Dornan has no proof, but that hasn’t stopped him from accusing the 36-year-old former financial planner of stealing the election. With most of the ballots counted, Sanchez has a 665-vote lead. Dornan’s chances of pulling ahead seem to shrink with every new round of ballot-counting. Sanchez, meanwhile, has declared victory and decamped to Washington for freshman orientation. If her margin holds, it will be compelling evidence that Orange County, long dominated by white Republicans, is beginning to look like much of the rest of southern California: culturally and ethnically diverse.

Dornan isn’t one to go quietly. Always flamboyant, he combines a flair for the dramatic (his uncle is Jack Haley, who played The Tin Man in ““The Wizard of Oz’’) with hard-right politics (he’s Rush Limbaugh’s favorite substitute host). At 63, the former fighter pilot has made a career of bashing liberals, feminists, communists and gays. He loves attacking Bill Clinton, denouncing the president as a ““womanizer,’’ an ““adulterer’’ and a ““disgraced draft dodger’’ who demeans the office with his ““silk girlie-girlie jogging pants showing those beautiful white doughboy thighs of his.’’ (““Every time I see Dornan,’’ Clinton has said, ““he looks like he needs a rabies shot.’’) Loyalists back home relished Dornan’s riffs, and ““B-1 Bob’’ was good to his supporters. In a district dependent on defense contracts, he has strongly supported every Pentagon spending program.

So what happened? At first, Sanchez was regarded as a weak candidate. She got into trouble for allowing a former business partner convicted of forgery and tax fraud to contribute to her campaign. There were even doubts about whether she lived in the district. Until recently, she and her husband lived in Los Angeles County. Sanchez tried to prove she was no carpetbagger by inviting the press on guided tours of her Orange County condo.

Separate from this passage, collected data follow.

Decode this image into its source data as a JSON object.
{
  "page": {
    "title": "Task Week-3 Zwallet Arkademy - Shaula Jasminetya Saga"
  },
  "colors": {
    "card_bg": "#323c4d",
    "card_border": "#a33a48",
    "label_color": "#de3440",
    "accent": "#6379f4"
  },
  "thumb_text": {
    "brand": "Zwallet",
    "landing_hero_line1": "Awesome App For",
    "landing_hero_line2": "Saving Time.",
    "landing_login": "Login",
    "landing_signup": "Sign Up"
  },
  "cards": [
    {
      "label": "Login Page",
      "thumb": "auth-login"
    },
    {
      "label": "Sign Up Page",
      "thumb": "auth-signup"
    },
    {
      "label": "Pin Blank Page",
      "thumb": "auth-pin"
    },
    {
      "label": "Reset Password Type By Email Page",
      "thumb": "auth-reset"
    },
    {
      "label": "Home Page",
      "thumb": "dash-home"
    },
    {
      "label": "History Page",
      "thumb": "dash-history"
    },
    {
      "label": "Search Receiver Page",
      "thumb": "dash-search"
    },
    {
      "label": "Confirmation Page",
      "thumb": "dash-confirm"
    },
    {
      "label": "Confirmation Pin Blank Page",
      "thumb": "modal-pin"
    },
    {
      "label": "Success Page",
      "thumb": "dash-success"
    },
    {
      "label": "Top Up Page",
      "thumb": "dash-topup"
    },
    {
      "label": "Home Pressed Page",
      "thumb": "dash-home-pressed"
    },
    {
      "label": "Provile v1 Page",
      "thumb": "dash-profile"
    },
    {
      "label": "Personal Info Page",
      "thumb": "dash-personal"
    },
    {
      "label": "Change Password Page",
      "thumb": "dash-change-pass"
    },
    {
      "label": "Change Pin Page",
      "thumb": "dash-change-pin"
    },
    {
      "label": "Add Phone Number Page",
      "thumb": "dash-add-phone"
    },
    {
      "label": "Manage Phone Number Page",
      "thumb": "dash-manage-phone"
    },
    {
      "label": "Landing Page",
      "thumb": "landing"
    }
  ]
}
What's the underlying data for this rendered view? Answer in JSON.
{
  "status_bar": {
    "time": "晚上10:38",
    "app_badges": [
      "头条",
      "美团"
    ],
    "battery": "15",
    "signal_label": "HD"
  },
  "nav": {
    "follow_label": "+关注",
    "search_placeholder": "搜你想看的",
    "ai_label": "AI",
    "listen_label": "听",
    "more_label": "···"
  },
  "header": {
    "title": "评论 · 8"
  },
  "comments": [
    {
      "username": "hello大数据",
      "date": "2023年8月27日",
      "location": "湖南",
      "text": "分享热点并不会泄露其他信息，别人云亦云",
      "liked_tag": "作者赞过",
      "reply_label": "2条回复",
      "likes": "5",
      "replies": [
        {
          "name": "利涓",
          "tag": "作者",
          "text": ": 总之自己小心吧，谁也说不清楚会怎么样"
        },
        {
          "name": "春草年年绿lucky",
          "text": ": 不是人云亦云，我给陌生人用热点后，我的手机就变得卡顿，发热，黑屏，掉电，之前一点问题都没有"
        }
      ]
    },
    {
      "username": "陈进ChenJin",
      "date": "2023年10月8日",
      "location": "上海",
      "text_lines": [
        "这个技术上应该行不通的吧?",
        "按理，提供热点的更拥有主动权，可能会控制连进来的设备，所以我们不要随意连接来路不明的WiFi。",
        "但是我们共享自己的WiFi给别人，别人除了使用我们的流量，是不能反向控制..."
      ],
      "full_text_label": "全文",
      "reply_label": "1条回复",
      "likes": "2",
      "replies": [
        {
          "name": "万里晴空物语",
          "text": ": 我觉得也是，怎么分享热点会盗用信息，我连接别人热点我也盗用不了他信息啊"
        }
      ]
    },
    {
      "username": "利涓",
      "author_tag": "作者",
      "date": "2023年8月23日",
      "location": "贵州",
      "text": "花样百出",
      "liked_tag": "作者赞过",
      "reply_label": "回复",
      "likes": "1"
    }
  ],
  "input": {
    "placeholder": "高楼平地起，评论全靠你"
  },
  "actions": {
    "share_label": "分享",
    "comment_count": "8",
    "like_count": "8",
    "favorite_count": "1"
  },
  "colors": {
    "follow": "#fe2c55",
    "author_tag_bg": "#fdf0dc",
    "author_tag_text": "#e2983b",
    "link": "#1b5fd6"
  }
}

But the numbers worked against Dornan. His district is no longer just the white-bread suburban home of Disneyland and conservative military retirees. Latinos and Asians have steadily streamed in, with the growing Mexican-American community centered in Santa Ana, the county seat. Whites now make up 36 percent of the district’s population; Latinos about 50 percent. At government offices, callers can choose messages recorded in English, Spanish and Vietnamese. Sanchez had an advantage in this new world. Angered by the immigrant-bashing of 1994’s Proposition 187 campaign, which Dornan backed, thousands of Latinos registered and voted for the first time this year.

Dornan is calling on Congress to investigate his charges, but if Sanchez is declared the winner, it’s unlikely the House will overturn that decision. Meanwhile, he is putting a positive spin on a post-Congress career, hinting he may return home to talk radio. From there he can harangue Sanchez until 1998, when he’s threatening to run again. Dornan may soon be out of work in Washington, but California hasn’t heard the last of B-1 Bob.